For easy understanding, first, the architecture of the search service support library used in the present application is introduced, and the architecture of the search service support library adopted in the present embodiment includes two kinds of architecture, where one of the architecture is: tiDB database + elastic search vector search library + Faiss vector search library + message queue; another architecture is as follows: tiDB database + elastic search vector search library + Milvus vector search library.
The TiDB database, the elastic search vector search library, the Faiss vector search library, and the Milvus vector search library are described below, respectively.
The TiDB database is an open-source distributed relational database, is a fusion type distributed database product which simultaneously supports online transaction processing and online analysis processing, has important characteristics of horizontal expansion or contraction capacity, high-availability of finance, real-time HTAP, cloud-native distributed databases, compatibility with MySQL5.7 protocol, mySQL ecology and the like, is suitable for various application scenes with high availability, high strong consistency requirement, large data scale and the like, such as financial industry scenes with high data consistency and high reliability, high availability of systems, expandability and high disaster recovery requirement, mainly stores data in the financial industry scenes, such as standard questions or/and similar questions during financial industry business consultation, and a question-answer knowledge base in the application adopts the TiDB database, which pre-caches similar questions and standard questions, ensures that retrieval service is suitable for the financial insurance business scenes with high availability, high strong consistency requirement and large data scale;
the elastesearch is a distributed, high-expansion and high-real-time search and data analysis engine, can provide near real-time search and analysis for all types of data, a database matched with the elastesearch search engine is an elastesearch vector retrieval library, and provides data support for distributed search and analysis;
The Faiss vector search library is fully called (Facebook AI Similarity Search) a Facebook AI team open-source clustering and similarity search library, provides efficient similarity search and clustering for dense vectors, supports billion-level vector search, is a mature approximate neighbor search library at present, only caches unique identifiers and vector values corresponding to similarity questions and standard questions in the Faiss library, and maintains the relationship between the unique identifiers and the vector values;
the Milvus vector search library is a feature vector similarity search engine with open sources, is convenient to use, practical, reliable, easy to expand, stable, efficient and quick in search, covers main stream third party index libraries such as Faiss, annoy and hnswlib, is high in performance, supports similar search of massive vector data, and achieves communication among components by using a technology of message queues such as Pulsar and Kafka according to the concept of logs and data.

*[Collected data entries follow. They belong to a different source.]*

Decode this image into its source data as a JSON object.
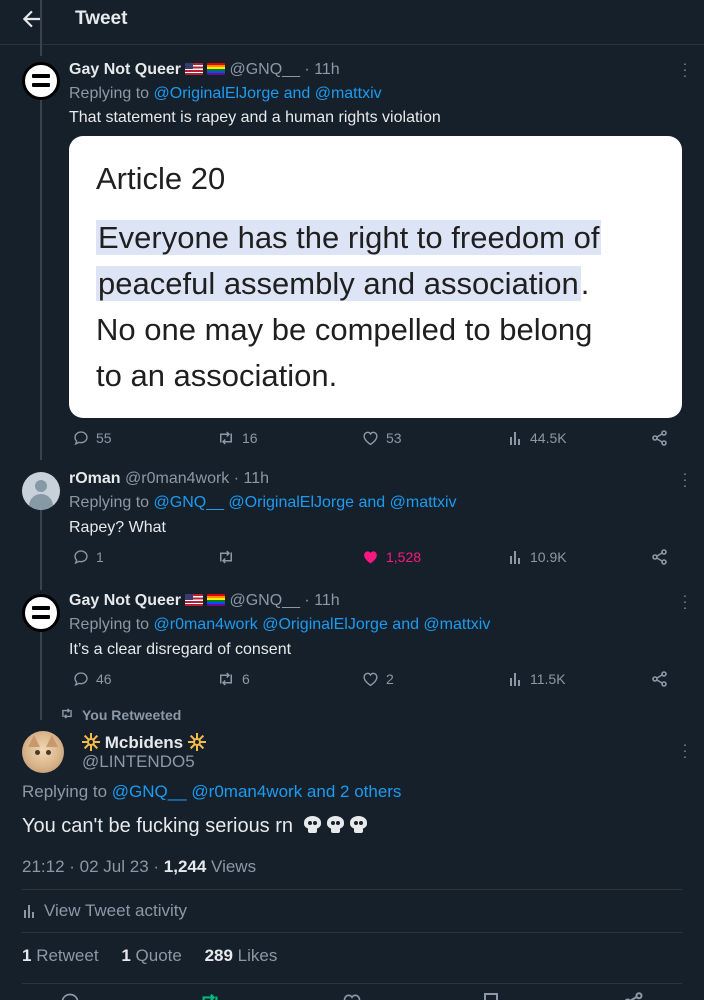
{
  "header": {
    "title": "Tweet"
  },
  "tweets": [
    {
      "display_name": "Gay Not Queer",
      "handle": "@GNQ__",
      "time": "· 11h",
      "replying_prefix": "Replying to",
      "replying_to": "@OriginalElJorge and @mattxiv",
      "text": "That statement is rapey and a human rights violation",
      "image": {
        "heading": "Article 20",
        "line1": "Everyone has the right to freedom of",
        "line2": "peaceful assembly and association",
        "line2_end": ".",
        "line3": "No one may be compelled to belong",
        "line4": "to an association."
      },
      "replies": "55",
      "retweets": "16",
      "likes": "53",
      "views": "44.5K"
    },
    {
      "display_name": "rOman",
      "handle": "@r0man4work",
      "time": "· 11h",
      "replying_prefix": "Replying to",
      "replying_to": "@GNQ__ @OriginalElJorge and @mattxiv",
      "text": "Rapey? What",
      "replies": "1",
      "retweets": "",
      "likes": "1,528",
      "views": "10.9K"
    },
    {
      "display_name": "Gay Not Queer",
      "handle": "@GNQ__",
      "time": "· 11h",
      "replying_prefix": "Replying to",
      "replying_to": "@r0man4work @OriginalElJorge and @mattxiv",
      "text": "It’s a clear disregard of consent",
      "replies": "46",
      "retweets": "6",
      "likes": "2",
      "views": "11.5K"
    }
  ],
  "main_tweet": {
    "retweeted_label": "You Retweeted",
    "display_name": "Mcbidens",
    "handle": "@LINTENDO5",
    "replying_prefix": "Replying to",
    "replying_to": "@GNQ__ @r0man4work and 2 others",
    "text": "You can't be fucking serious rn",
    "timestamp": "21:12 · 02 Jul 23 ·",
    "views_count": "1,244",
    "views_label": "Views",
    "activity_label": "View Tweet activity",
    "retweet_count": "1",
    "retweet_label": "Retweet",
    "quote_count": "1",
    "quote_label": "Quote",
    "like_count": "289",
    "like_label": "Likes"
  },
  "colors": {
    "background": "#15202b",
    "link": "#1d9bf0",
    "muted": "#8b98a5",
    "like": "#f91880",
    "retweet_green": "#00ba7c"
  }
}
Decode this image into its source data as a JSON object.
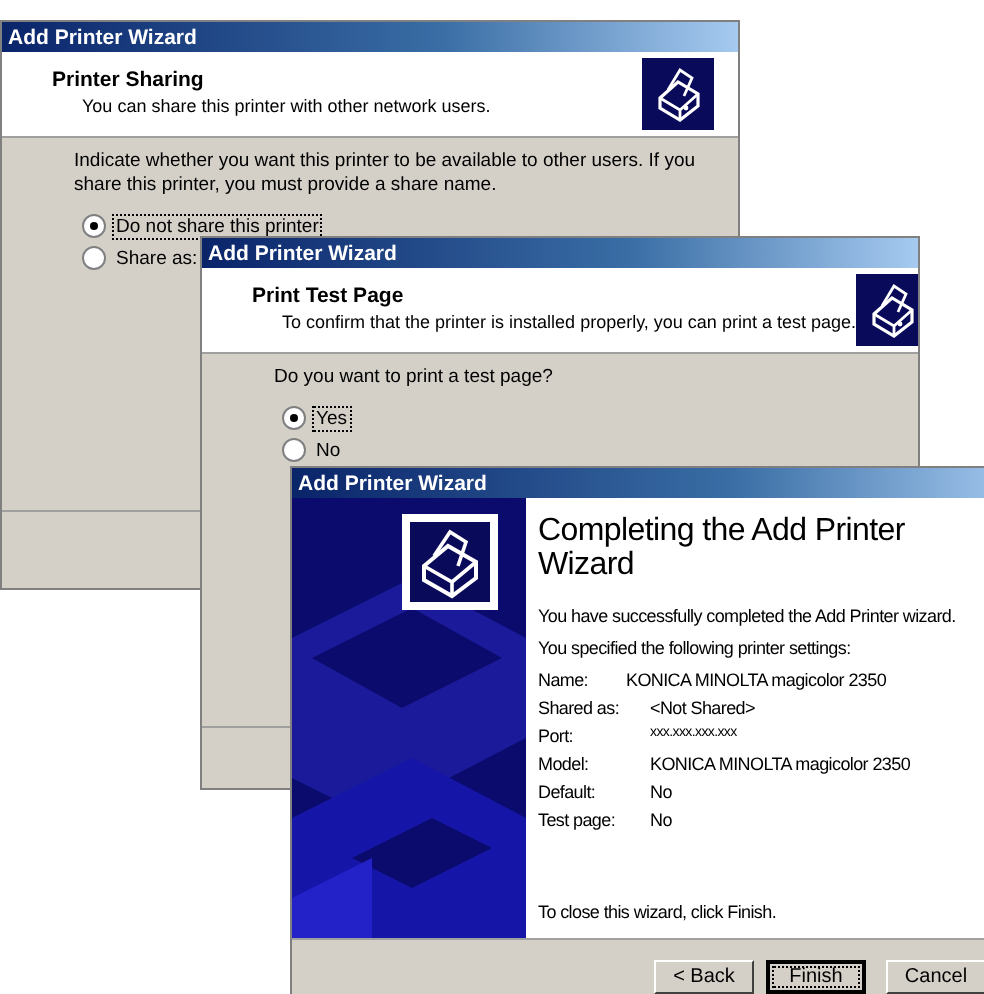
{
  "windows": [
    {
      "kind": "options",
      "title": "Add Printer Wizard",
      "heading": "Printer Sharing",
      "subtitle": "You can share this printer with other network users.",
      "prompt": "Indicate whether you want this printer to be available to other users. If you share this printer, you must provide a share name.",
      "options": [
        {
          "label": "Do not share this printer",
          "selected": true,
          "focused": true
        },
        {
          "label": "Share as:",
          "selected": false,
          "focused": false
        }
      ]
    },
    {
      "kind": "options",
      "title": "Add Printer Wizard",
      "heading": "Print Test Page",
      "subtitle": "To confirm that the printer is installed properly, you can print a test page.",
      "prompt": "Do you want to print a test page?",
      "options": [
        {
          "label": "Yes",
          "selected": true,
          "focused": true
        },
        {
          "label": "No",
          "selected": false,
          "focused": false
        }
      ]
    },
    {
      "kind": "summary",
      "title": "Add Printer Wizard",
      "heading": "Completing the Add Printer Wizard",
      "intro": "You have successfully completed the Add Printer wizard.",
      "lead": "You specified the following printer settings:",
      "settings": [
        {
          "label": "Name:",
          "value": "KONICA MINOLTA magicolor 2350"
        },
        {
          "label": "Shared as:",
          "value": "<Not Shared>"
        },
        {
          "label": "Port:",
          "value": "xxx.xxx.xxx.xxx"
        },
        {
          "label": "Model:",
          "value": "KONICA MINOLTA magicolor 2350"
        },
        {
          "label": "Default:",
          "value": "No"
        },
        {
          "label": "Test page:",
          "value": "No"
        }
      ],
      "closing": "To close this wizard, click Finish.",
      "buttons": [
        {
          "label": "< Back",
          "focused": false
        },
        {
          "label": "Finish",
          "focused": true
        },
        {
          "label": "Cancel",
          "focused": false
        }
      ]
    }
  ]
}
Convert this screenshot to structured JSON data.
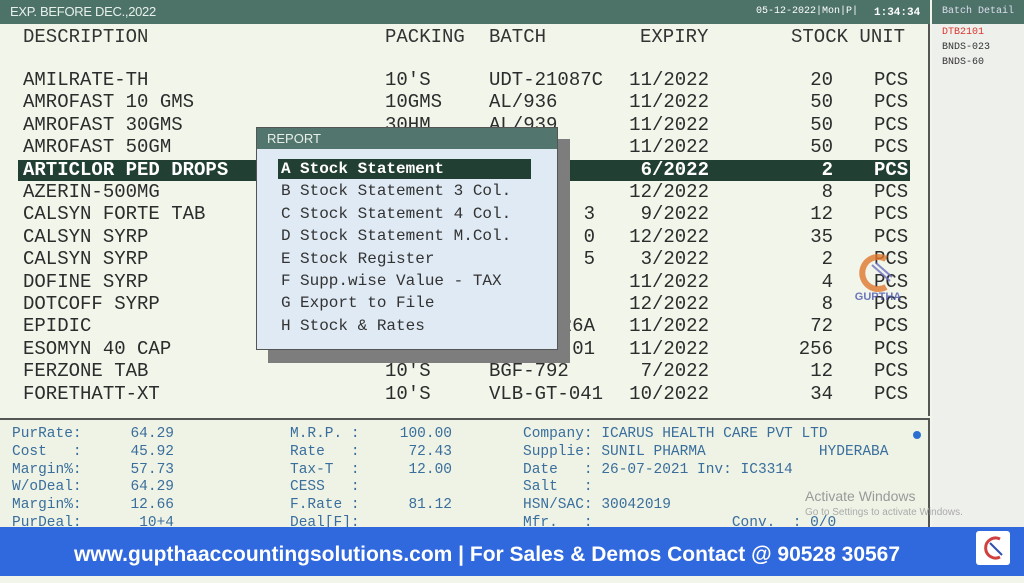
{
  "header": {
    "title": "EXP. BEFORE DEC.,2022",
    "datetime": "05-12-2022|Mon|P|",
    "clock": "1:34:34"
  },
  "columns": {
    "description": "DESCRIPTION",
    "packing": "PACKING",
    "batch": "BATCH",
    "expiry": "EXPIRY",
    "stock_unit": "STOCK UNIT"
  },
  "rows": [
    {
      "description": "AMILRATE-TH",
      "packing": "10'S",
      "batch": "UDT-21087C",
      "expiry": "11/2022",
      "stock": "20",
      "unit": "PCS"
    },
    {
      "description": "AMROFAST 10 GMS",
      "packing": "10GMS",
      "batch": "AL/936",
      "expiry": "11/2022",
      "stock": "50",
      "unit": "PCS"
    },
    {
      "description": "AMROFAST 30GMS",
      "packing": "30HM",
      "batch": "AL/939",
      "expiry": "11/2022",
      "stock": "50",
      "unit": "PCS"
    },
    {
      "description": "AMROFAST 50GM",
      "packing": "",
      "batch": "",
      "expiry": "11/2022",
      "stock": "50",
      "unit": "PCS"
    },
    {
      "description": "ARTICLOR PED DROPS",
      "packing": "",
      "batch": "",
      "expiry": "6/2022",
      "stock": "2",
      "unit": "PCS"
    },
    {
      "description": "AZERIN-500MG",
      "packing": "",
      "batch": "",
      "expiry": "12/2022",
      "stock": "8",
      "unit": "PCS"
    },
    {
      "description": "CALSYN FORTE TAB",
      "packing": "",
      "batch": "3",
      "expiry": "9/2022",
      "stock": "12",
      "unit": "PCS"
    },
    {
      "description": "CALSYN SYRP",
      "packing": "",
      "batch": "0",
      "expiry": "12/2022",
      "stock": "35",
      "unit": "PCS"
    },
    {
      "description": "CALSYN SYRP",
      "packing": "",
      "batch": "5",
      "expiry": "3/2022",
      "stock": "2",
      "unit": "PCS"
    },
    {
      "description": "DOFINE SYRP",
      "packing": "",
      "batch": "",
      "expiry": "11/2022",
      "stock": "4",
      "unit": "PCS"
    },
    {
      "description": "DOTCOFF SYRP",
      "packing": "",
      "batch": "",
      "expiry": "12/2022",
      "stock": "8",
      "unit": "PCS"
    },
    {
      "description": "EPIDIC",
      "packing": "",
      "batch": "26A",
      "expiry": "11/2022",
      "stock": "72",
      "unit": "PCS"
    },
    {
      "description": "ESOMYN 40 CAP",
      "packing": "",
      "batch": "01",
      "expiry": "11/2022",
      "stock": "256",
      "unit": "PCS"
    },
    {
      "description": "FERZONE TAB",
      "packing": "10'S",
      "batch": "BGF-792",
      "expiry": "7/2022",
      "stock": "12",
      "unit": "PCS"
    },
    {
      "description": "FORETHATT-XT",
      "packing": "10'S",
      "batch": "VLB-GT-041",
      "expiry": "10/2022",
      "stock": "34",
      "unit": "PCS"
    }
  ],
  "selected_row": 4,
  "report_menu": {
    "title": "REPORT",
    "items": [
      {
        "key": "A",
        "label": "Stock Statement"
      },
      {
        "key": "B",
        "label": "Stock Statement 3 Col."
      },
      {
        "key": "C",
        "label": "Stock Statement 4 Col."
      },
      {
        "key": "D",
        "label": "Stock Statement M.Col."
      },
      {
        "key": "E",
        "label": "Stock Register"
      },
      {
        "key": "F",
        "label": "Supp.wise Value - TAX"
      },
      {
        "key": "G",
        "label": "Export to File"
      },
      {
        "key": "H",
        "label": "Stock & Rates"
      }
    ],
    "selected": 0
  },
  "batch_detail": {
    "title": "Batch Detail",
    "items": [
      {
        "label": "DTB2101",
        "color": "#d9342b"
      },
      {
        "label": "BNDS-023",
        "color": "#333333"
      },
      {
        "label": "BNDS-60",
        "color": "#333333"
      }
    ]
  },
  "details": {
    "left": [
      [
        "PurRate:",
        "64.29"
      ],
      [
        "Cost   :",
        "45.92"
      ],
      [
        "Margin%:",
        "57.73"
      ],
      [
        "W/oDeal:",
        "64.29"
      ],
      [
        "Margin%:",
        "12.66"
      ],
      [
        "PurDeal:",
        "10+4"
      ]
    ],
    "middle": [
      [
        "M.R.P. :",
        "100.00"
      ],
      [
        "Rate   :",
        "72.43"
      ],
      [
        "Tax-T  :",
        "12.00"
      ],
      [
        "CESS   :",
        ""
      ],
      [
        "F.Rate :",
        "81.12"
      ],
      [
        "Deal[F]:",
        ""
      ]
    ],
    "right": [
      "Company: ICARUS HEALTH CARE PVT LTD",
      "Supplie: SUNIL PHARMA             HYDERABA",
      "Date   : 26-07-2021 Inv: IC3314",
      "Salt   :",
      "HSN/SAC: 30042019",
      "Mfr.   :                Conv.  : 0/0"
    ]
  },
  "watermark": {
    "line1": "Activate Windows",
    "line2": "Go to Settings to activate Windows."
  },
  "logo_text": "GUPTHA",
  "banner": "www.gupthaaccountingsolutions.com | For Sales & Demos Contact @ 90528 30567",
  "colors": {
    "header": "#4d7369",
    "selection": "#223f33",
    "banner": "#3068dd",
    "detail_text": "#3a6e9c"
  }
}
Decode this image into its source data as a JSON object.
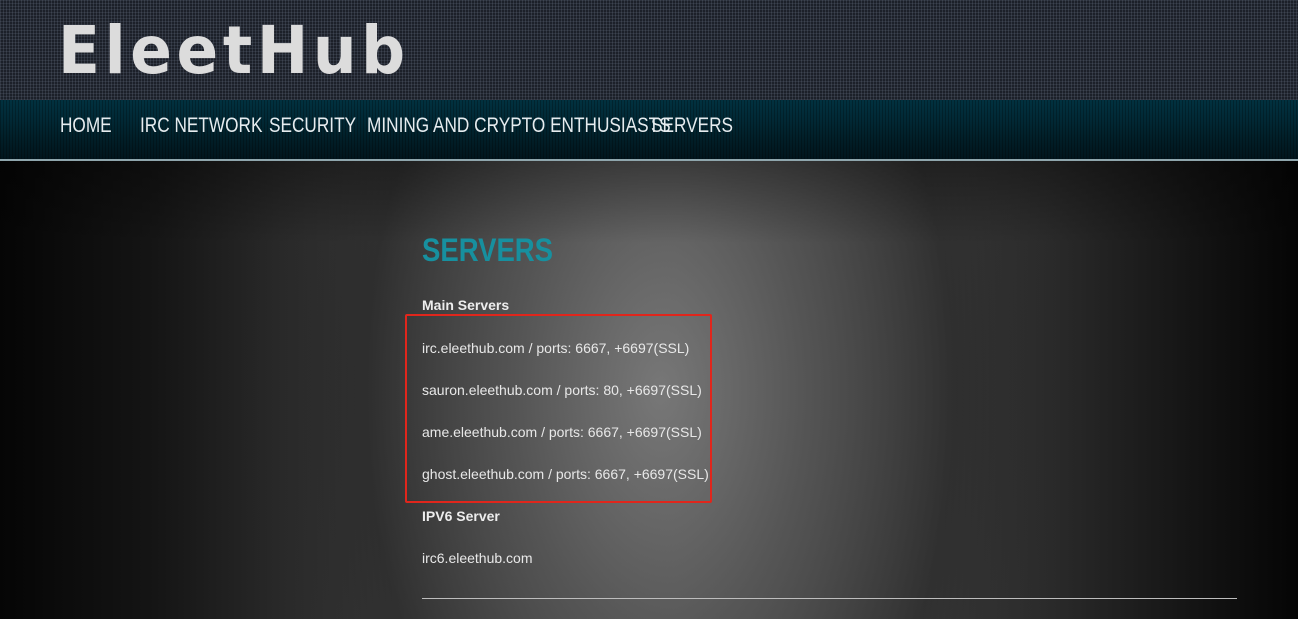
{
  "site": {
    "logo_text": "EleetHub"
  },
  "nav": {
    "items": [
      {
        "label": "HOME"
      },
      {
        "label": "IRC NETWORK"
      },
      {
        "label": "SECURITY"
      },
      {
        "label": "MINING AND CRYPTO ENTHUSIASTS"
      },
      {
        "label": "SERVERS"
      }
    ]
  },
  "content": {
    "title": "SERVERS",
    "main_servers_heading": "Main Servers",
    "main_servers": [
      "irc.eleethub.com / ports: 6667, +6697(SSL)",
      "sauron.eleethub.com / ports: 80, +6697(SSL)",
      "ame.eleethub.com / ports: 6667, +6697(SSL)",
      "ghost.eleethub.com / ports: 6667, +6697(SSL)"
    ],
    "ipv6_heading": "IPV6 Server",
    "ipv6_servers": [
      "irc6.eleethub.com"
    ]
  },
  "colors": {
    "title_accent": "#17909f",
    "highlight_border": "#e0261c",
    "nav_band": "#0f6b7a"
  }
}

With continued reference to fig. 2, a flow chart of one embodiment of a vector retrieval service method according to the present application is shown. The vector retrieval service method comprises the following steps:
step S1, target data input by a searcher in a preset search engine are obtained, wherein the target data are data to be subjected to similar query search or data to be subjected to standard query search.
In this embodiment, the search engine may be an elastic search engine.
In this embodiment, before executing the step of obtaining the target data input by the searcher in the preset search engine, the method further includes: acquiring full data in a preset question-answer knowledge base in advance, wherein the full data comprises similar questions or standard questions corresponding to the target data, and the question-answer knowledge base is a TiDB database; and carrying out differential naming on each data in the full data according to a preset identification naming rule, and taking a differential naming result as a unique identification corresponding to each data in the full data, wherein the identification naming rule can carry out differential naming on each data in the full data by using a differential ID corresponding to each data in the full data.
By distinguishing and naming each data in the full data, unique identification is added for each data, so that the operation of search service is facilitated, the search time is saved, and the search confusion is prevented.
In this embodiment, after executing the step of naming each data in the full data differently according to the preset identifier naming rule, and taking the result of the differential naming as the unique identifier corresponding to each data in the full data, the method further includes: and transferring unique identifiers corresponding to the full-quantity data and each data in the full-quantity data into the second vector retrieval library in pairs according to the unique association relation, wherein the second vector retrieval library is an elastic search vector retrieval library.
And the unique identifiers corresponding to the full-volume data and the data in the full-volume data are transferred and stored into the second vector retrieval library one by one according to the unique association relation, so that the elastic search vector retrieval library only maintains the similar query, the standard query and the unique identifiers, and the vector values do not need to be repeatedly maintained in the elastic search vector retrieval library.
In this embodiment, after the step of transferring the unique identifiers corresponding to the full-volume data and each data in the full-volume data into the second vector search library, one by one, according to a unique association relationship, the method further includes: obtaining vector values corresponding to all the data in the full-quantity data according to the vectorization model; and taking unique identifiers corresponding to all the vector values and the full-vector data as paired data, and synchronously caching and recording the paired data into the first vector retrieval library, wherein the first vector retrieval library is a Faiss vector retrieval library or a Milvus vector retrieval library.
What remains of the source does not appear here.